I haven’t always been this hard. When I first had my children, I was loving and warm. I was married and happy. I was a good person. I want to be a good person again. I’ve forgotten what it’s like to be nice. I haven’t been nice since Knobhead walked out to be with Terri-Ann from Thomas Cook. I’ve grown to hate everything. I became disgruntled, dissatisfied and impatient. I convinced myself I hated everyone and everything. I’ve been cold with my kids and hard on my colleagues. I am out of practice being nice, but I’m going to try. I really want this relationship with Mick the Di…Delicious to work.
‘What do you think of my new jacket?’ he says today as he breezes in wearing a thing that looks like it should be wrapped around a hobo (oops, sorry, PC brigade. I promised to be nice) – a homeless person (who I’m sure is not a drug addict or alcoholic and who probably lost his home through no fault of his own in some tragic family break-up caused by small business failure in the recession. So therefore, it is not his fault but David Cameron’s, Theresa May’s, or Gordon Brown’s, depending on your political stance).
Normally, in circumstances such as these, I would be unable to tell a lie. I would have to tell him he looks like something the cat shat. The shiny new improved Roberta, however, says, ‘Er…lovely…er, jacket.’ He looks disappointed. I cannot gush, but I will try. ‘Suits you…brings out the…er…rusty
quality of your eyes.’
‘Ok,’ he says in a manner that suggests he’s taken offence. I must practise being nice. It doesn’t come easily. I’ve been grumpy for so long, it’s become second nature. He hands me a copy of a novel he’s been reading. ‘I’ve finished this. Read it and let me know what you think,’ he says. I bloody hate Parsons, but I take it.
‘Lovely,’ I say. He looks at me strangely. I’m no good at this.
‘I’ll make dinner, shall I? Tuna pasta bake ok?’ I loathe tuna pasta bake. Disgusting mess of rancid goo.
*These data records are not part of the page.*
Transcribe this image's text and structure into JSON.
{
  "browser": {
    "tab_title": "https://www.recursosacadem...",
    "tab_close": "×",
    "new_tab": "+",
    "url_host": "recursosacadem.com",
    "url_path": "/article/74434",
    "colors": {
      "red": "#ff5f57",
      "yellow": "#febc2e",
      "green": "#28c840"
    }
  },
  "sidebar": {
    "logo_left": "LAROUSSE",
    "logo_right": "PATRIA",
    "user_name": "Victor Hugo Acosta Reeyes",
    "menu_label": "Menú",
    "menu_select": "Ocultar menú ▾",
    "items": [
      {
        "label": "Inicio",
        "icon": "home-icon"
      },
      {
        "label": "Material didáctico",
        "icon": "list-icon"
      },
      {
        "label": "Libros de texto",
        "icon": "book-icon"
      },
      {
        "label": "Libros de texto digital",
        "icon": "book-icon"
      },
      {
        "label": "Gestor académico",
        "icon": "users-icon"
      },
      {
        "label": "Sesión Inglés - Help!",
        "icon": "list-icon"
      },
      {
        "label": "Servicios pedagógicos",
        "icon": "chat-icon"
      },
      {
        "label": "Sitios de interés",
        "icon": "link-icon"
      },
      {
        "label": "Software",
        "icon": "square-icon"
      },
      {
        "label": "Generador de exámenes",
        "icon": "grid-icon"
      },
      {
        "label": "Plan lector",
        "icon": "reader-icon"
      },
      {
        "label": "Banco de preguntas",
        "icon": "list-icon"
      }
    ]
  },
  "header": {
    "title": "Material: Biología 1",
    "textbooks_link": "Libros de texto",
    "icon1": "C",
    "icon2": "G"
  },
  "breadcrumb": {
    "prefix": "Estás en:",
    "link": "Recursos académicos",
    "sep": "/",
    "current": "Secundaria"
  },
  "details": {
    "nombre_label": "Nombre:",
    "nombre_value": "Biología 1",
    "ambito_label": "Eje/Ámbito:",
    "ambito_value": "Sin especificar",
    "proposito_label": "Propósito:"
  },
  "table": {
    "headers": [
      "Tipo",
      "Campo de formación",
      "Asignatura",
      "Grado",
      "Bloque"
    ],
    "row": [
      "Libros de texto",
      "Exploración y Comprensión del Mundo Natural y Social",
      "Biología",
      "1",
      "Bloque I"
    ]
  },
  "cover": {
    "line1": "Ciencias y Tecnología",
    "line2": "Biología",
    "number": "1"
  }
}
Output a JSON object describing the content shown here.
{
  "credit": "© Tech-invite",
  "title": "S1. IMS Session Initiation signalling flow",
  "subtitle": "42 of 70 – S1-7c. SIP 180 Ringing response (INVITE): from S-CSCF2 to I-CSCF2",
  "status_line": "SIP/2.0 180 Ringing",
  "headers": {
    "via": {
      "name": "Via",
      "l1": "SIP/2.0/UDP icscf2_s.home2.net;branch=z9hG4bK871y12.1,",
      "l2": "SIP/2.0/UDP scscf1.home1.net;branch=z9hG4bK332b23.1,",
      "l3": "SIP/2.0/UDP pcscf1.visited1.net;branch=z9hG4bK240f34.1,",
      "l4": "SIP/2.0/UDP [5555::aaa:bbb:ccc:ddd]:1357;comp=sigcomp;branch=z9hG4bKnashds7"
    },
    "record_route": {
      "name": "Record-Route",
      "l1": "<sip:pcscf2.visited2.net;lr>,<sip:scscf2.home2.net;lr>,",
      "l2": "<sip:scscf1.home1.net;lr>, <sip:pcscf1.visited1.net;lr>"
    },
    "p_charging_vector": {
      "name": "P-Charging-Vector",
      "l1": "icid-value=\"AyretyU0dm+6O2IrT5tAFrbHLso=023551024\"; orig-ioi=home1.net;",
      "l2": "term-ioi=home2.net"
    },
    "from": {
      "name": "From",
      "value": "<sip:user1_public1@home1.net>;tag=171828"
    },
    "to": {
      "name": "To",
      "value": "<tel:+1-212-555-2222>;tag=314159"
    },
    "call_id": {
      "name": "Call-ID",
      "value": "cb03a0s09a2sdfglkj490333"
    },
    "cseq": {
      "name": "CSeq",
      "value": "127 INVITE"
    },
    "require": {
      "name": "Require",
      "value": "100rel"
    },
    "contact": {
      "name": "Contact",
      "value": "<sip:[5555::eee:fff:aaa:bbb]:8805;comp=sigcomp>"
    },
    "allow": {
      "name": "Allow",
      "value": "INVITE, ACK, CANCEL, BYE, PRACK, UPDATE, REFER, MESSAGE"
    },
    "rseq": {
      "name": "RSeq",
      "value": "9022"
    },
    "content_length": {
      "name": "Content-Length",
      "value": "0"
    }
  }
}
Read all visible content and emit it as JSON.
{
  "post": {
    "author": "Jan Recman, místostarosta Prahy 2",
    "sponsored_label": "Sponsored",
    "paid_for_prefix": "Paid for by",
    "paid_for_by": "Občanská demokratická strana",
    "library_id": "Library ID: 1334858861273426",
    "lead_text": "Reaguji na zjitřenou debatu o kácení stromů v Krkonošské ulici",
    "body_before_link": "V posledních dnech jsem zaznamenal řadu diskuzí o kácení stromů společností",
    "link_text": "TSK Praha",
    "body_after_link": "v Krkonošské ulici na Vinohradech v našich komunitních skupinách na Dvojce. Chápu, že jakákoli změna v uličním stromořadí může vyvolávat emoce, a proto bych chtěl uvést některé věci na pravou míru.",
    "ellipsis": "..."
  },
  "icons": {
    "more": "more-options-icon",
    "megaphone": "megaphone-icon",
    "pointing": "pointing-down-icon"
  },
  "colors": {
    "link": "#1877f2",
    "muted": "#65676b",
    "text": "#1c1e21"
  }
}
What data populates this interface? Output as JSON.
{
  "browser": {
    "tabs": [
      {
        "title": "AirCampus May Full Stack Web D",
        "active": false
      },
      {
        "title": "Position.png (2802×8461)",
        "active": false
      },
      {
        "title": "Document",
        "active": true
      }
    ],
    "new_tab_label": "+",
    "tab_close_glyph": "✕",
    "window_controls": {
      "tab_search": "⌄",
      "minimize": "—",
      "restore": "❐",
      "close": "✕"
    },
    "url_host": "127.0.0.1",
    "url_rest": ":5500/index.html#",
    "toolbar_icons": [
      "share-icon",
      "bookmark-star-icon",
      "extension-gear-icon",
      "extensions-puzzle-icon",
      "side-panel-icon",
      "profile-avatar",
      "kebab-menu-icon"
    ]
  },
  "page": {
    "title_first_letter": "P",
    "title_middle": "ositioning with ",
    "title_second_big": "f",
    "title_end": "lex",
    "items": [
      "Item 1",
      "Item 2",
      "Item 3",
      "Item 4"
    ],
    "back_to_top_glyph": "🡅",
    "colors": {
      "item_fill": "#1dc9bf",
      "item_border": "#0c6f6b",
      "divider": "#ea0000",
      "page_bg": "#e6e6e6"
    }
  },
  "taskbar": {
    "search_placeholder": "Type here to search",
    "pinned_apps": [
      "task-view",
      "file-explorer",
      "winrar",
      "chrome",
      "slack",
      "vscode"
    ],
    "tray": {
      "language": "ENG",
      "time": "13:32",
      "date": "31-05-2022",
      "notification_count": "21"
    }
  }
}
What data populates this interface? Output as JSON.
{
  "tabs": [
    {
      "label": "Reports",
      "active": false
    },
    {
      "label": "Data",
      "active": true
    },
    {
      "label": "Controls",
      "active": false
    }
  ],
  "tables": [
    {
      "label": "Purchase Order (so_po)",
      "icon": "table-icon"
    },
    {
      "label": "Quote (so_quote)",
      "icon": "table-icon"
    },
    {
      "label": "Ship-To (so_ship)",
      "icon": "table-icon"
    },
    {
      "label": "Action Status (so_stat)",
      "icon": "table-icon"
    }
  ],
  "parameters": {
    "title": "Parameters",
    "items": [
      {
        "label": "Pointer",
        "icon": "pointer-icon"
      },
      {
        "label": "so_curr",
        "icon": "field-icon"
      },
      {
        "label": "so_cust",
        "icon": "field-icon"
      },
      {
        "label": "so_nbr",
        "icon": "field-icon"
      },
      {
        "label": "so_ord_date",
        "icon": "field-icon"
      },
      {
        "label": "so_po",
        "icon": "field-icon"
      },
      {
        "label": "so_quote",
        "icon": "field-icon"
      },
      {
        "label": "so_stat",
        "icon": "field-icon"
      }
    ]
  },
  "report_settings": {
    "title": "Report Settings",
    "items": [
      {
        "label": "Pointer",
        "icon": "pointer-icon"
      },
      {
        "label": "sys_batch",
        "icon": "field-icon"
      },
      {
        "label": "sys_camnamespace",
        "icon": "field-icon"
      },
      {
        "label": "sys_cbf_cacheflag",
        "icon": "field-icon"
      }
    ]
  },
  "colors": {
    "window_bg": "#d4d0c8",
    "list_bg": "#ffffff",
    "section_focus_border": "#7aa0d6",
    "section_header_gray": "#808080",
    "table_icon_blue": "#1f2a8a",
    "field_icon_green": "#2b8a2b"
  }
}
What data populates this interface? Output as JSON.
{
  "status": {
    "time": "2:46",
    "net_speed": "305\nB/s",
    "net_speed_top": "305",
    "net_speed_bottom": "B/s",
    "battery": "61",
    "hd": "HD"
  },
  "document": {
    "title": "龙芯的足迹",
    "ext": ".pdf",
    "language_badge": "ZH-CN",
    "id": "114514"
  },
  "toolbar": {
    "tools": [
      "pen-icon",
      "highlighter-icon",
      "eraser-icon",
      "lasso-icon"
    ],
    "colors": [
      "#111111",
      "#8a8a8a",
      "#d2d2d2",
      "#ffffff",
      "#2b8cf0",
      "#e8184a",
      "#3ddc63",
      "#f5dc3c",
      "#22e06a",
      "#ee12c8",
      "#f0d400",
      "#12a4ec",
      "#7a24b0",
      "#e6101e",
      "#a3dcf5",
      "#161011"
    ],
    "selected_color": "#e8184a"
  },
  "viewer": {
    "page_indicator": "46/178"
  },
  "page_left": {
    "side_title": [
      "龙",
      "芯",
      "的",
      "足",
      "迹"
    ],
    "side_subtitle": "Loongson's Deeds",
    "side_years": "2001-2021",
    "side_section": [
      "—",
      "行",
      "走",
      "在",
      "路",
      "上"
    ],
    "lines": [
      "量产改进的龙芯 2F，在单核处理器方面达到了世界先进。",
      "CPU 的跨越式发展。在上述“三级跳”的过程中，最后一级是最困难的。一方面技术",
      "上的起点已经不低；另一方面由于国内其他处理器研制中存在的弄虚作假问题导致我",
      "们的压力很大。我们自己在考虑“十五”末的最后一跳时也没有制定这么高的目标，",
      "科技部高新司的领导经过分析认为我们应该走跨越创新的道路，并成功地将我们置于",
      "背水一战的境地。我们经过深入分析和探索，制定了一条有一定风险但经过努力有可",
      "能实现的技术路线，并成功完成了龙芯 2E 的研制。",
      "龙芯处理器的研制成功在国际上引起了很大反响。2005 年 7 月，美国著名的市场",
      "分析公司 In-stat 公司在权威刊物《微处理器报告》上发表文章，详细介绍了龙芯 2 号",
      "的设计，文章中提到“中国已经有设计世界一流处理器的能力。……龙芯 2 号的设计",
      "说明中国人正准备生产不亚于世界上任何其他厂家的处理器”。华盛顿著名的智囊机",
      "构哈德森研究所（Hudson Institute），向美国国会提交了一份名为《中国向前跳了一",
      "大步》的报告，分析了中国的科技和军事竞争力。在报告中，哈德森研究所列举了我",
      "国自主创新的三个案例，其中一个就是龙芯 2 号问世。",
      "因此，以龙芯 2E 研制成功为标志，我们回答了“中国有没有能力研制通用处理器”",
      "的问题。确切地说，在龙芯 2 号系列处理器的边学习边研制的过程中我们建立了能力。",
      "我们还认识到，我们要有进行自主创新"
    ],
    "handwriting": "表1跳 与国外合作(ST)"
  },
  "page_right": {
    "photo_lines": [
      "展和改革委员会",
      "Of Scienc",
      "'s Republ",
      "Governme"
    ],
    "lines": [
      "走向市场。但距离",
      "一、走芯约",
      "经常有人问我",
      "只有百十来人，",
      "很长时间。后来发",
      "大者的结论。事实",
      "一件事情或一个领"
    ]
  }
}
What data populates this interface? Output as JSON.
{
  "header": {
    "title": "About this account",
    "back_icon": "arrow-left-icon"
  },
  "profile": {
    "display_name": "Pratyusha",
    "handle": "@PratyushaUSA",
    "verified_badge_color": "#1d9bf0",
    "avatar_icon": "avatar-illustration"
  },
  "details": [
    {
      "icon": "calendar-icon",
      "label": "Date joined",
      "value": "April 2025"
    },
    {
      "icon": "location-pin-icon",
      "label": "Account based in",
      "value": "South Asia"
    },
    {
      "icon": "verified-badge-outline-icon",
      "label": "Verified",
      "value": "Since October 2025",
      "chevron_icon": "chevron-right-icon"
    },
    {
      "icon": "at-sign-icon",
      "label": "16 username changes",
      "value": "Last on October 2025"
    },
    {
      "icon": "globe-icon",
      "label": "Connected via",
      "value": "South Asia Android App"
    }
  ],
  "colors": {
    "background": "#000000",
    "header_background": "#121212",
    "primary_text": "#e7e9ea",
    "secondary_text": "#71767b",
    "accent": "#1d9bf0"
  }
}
‘Er…yes, that would be lovely,’ I lie. Mick narrows his eyes and disappears into the kitchen. He knows I’m lying. I must gush when he’s made the ghastly gunk. I can hear him chopping and cursing. ‘Do you need a hand?’ I ask.
‘I’m fine,’ he says. ‘Fucking onions.’ When I enter the kitchen, he has a small towel wrapped round his bleeding hand.
‘Run it under the cold tap,’ I say, taking his arm and sticking it under.
‘I said I’m fine,’ he snaps. The hurt must show on my face even though I pride myself on being impassive. ‘What’s wrong, Roberta?’
‘Nothing,’ I say. Still trying to gush. ‘Everything is perfectly peachy.’ When I sit down to the rancid pasta shit-mix, I beam. ‘Mmm, delicious.’ Mick slams down his fork and gets to his feet. ‘Where are you going?’ I ask. He must know I’m lying. I must try harder to be nice.
‘I’ve just remembered, I have to work.’ He pulls on his coat and has left before I can attempt to stop him. I can’t do this. The being nice is killing me, and I’m obviously not doing it properly. He’s going to leave me for some bubbly airhead who’d smile if her arse was on fire. Double fuckety fuck.